Dual-boot strategy a bold move for Apple
Apple’s release of software that allows Intel-based Macs to boot into Windows XP will certainly affect Mac users. But the greatest impact of Boot Camp will most likely be felt by another segment of the computing market—windows users. And analysts say that’s exactly who Apple is targeting with this software.
“I think there are many more Windows users that would want to come over than Mac users that would want to use Windows,” said Tim Bajarin, president of the high-tech consulting firm Creative Strategies. “Overnight Apple has created the most versatile computer platform and become even more attractive to switchers and people that were on the fence.”
Michael Gartenberg, vice president and research director at market-research firm JupiterResearch, agrees. “It removes one of the last obstacles for people considering Macintosh, but still feel they still need to run Windows or a particular Windows application,” added Gartenberg, who described Boot Camp’s release as “a very bold move by Apple.”
Being able to boot an Intel-based Mac gives potential switchers the opportunity to test the operating systems side-by-side. And the importance of that should not be underestimated, according to Gartner/G2 research director Mike McGuire.
“It’s another step for Apple to establish a little more credibility with those people that want to switch,” McGuire said.

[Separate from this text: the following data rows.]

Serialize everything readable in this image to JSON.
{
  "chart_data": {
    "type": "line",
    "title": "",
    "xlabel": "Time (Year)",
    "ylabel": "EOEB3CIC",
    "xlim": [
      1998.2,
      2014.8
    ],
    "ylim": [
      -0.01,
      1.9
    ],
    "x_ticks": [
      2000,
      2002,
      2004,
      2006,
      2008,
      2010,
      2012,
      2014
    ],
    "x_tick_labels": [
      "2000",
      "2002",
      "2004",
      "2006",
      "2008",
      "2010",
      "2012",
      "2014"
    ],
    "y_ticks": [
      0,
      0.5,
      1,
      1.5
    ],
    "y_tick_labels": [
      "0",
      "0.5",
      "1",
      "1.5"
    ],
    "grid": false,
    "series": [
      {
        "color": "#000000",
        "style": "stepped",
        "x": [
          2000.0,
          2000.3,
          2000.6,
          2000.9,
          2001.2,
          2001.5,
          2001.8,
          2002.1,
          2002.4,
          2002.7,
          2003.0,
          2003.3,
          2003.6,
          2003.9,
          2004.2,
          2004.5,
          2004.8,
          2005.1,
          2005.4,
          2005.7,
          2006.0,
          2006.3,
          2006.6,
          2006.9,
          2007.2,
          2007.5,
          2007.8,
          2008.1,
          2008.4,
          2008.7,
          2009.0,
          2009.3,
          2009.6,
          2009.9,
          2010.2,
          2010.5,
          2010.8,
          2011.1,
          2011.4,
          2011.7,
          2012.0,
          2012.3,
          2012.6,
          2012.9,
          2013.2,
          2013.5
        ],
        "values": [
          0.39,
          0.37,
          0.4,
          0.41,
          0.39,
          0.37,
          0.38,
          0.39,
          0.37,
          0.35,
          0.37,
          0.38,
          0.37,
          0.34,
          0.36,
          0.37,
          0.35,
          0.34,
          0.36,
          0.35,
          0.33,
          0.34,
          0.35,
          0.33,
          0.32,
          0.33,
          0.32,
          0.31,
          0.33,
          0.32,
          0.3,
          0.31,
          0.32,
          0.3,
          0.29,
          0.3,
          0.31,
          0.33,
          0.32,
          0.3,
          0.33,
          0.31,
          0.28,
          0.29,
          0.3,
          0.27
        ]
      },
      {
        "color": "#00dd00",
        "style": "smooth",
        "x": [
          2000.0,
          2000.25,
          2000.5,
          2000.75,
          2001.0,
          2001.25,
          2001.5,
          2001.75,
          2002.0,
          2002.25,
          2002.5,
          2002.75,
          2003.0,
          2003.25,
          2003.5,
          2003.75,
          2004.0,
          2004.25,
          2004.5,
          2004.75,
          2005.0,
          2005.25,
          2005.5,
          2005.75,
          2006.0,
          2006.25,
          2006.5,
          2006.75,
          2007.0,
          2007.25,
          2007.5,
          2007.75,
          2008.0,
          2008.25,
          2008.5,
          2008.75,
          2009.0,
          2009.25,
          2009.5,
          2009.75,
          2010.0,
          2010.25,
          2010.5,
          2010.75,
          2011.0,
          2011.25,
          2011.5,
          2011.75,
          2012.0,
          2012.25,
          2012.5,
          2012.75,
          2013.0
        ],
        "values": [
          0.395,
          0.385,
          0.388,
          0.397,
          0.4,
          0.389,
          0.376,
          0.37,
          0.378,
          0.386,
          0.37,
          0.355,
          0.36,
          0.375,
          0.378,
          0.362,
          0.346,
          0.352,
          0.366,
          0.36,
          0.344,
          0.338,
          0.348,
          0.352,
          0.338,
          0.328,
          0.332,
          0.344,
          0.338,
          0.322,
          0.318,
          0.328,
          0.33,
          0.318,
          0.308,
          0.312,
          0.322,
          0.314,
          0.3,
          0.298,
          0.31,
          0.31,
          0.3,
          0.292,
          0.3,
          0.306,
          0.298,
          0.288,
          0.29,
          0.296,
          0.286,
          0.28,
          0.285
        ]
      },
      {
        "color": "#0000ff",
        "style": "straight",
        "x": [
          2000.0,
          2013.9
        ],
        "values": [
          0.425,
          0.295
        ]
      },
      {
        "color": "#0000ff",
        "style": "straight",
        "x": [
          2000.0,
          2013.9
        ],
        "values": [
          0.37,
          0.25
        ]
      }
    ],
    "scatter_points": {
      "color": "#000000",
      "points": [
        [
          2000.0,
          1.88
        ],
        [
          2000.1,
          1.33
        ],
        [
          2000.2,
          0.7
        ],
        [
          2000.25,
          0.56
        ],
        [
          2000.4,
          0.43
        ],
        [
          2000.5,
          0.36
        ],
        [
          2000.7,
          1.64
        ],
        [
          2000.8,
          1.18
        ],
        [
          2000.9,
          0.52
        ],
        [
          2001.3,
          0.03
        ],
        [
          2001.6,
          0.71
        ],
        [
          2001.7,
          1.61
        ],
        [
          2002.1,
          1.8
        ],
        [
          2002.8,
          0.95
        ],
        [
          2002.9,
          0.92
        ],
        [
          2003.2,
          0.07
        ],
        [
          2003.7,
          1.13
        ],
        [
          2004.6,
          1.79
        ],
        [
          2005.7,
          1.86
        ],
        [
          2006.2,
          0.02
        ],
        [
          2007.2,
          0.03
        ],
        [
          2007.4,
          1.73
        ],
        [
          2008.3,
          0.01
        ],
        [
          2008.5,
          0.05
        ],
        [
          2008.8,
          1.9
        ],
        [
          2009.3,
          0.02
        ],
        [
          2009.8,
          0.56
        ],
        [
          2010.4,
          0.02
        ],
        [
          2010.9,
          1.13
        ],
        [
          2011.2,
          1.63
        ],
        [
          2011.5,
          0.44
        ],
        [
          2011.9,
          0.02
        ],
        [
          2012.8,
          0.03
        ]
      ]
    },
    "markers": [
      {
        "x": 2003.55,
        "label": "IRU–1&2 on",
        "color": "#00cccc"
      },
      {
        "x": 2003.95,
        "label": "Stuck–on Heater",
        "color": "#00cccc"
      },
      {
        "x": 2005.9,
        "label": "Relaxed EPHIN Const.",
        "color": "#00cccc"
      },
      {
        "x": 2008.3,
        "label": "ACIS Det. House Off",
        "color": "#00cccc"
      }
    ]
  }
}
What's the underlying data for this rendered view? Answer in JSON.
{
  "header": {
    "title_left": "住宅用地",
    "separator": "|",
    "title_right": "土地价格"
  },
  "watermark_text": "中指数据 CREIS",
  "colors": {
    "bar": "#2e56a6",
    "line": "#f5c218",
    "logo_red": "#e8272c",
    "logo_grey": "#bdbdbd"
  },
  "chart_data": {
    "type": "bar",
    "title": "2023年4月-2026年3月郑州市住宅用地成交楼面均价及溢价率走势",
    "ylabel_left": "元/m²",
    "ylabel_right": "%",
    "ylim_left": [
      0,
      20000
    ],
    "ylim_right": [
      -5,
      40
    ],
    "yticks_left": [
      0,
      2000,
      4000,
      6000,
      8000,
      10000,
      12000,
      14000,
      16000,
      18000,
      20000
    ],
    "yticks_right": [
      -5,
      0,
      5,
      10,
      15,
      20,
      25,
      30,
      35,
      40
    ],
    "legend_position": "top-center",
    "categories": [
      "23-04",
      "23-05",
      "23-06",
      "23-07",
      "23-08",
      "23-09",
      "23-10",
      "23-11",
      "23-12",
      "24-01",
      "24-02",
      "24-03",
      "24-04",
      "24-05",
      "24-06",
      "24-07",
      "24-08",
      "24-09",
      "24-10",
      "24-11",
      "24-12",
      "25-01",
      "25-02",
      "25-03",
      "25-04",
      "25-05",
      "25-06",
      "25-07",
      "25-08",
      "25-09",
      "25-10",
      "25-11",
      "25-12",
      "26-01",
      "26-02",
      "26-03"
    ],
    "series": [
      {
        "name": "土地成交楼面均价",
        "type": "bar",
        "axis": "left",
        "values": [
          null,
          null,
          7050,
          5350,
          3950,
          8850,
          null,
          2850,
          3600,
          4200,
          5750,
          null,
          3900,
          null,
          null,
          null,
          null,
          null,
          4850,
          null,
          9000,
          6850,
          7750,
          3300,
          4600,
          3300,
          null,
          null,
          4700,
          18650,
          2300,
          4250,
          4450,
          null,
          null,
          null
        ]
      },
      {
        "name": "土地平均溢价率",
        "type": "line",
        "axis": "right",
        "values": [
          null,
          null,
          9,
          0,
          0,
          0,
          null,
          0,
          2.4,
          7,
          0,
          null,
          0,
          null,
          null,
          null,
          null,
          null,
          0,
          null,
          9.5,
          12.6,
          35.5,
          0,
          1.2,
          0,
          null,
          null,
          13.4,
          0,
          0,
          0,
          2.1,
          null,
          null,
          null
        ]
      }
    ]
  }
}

But which segment of Windows users is more likely to feel an immediate impact from Boot Camp? Bajarin says it will be home users as opposed to a Windows-based business. “The ideal customer for this is the family where the parents have Windows at work, but they want a Mac for the home,” he said. “Instead of buying two machines, they can just buy a Mac and pay for the XP License and solve both needs.”
Apple has made great strides in the last couple of years peddling the benefits of Mac OS X to the enterprise market. Touting OS X’s Unix underpinnings, Apple has made significant headway in promoting its platform to new customers. But appealing to IT professionals in the enterprise space is one thing—making the Mac attractive to the massive segment of Windows-using consumers is another.
“It should help [Apple] grow [its] market share,” Bajarin said. “I believe Apple was on track to potentially double their market share based on their strong emphasis of the Mac as the center of the digital lifestyle. Boot Camp could actually accelerate that.”
Any gain in market share by Apple wouldn’t necessarily threaten Microsoft. Rather, the Redmond, Wash., software giant could potentially benefit from Boot Camp allowing Windows onto Mac hardware.
“This puts Apple in a much more competitive position against Dell, HP and other PC vendors,” Bajarin said. “The irony is that Microsoft wins in this, just as Apple does because Microsoft is in a place to sell more Windows licenses to the Mac users.”
The analysts Macworld spoke to generally agree that giving Mac and Windows users the option to boot into either operating system was a smart move by Apple. Whether Boot Camp winds up boosting Apple’s affect market share remains to be seen.
Still, the software does remove a major barrier. “It provides an elegant, short-term, tactical solution for getting native Windows support on [Apple] hardware and allowing their customers to get the functionality they may need," JupiterResearch’s Gartenberg said.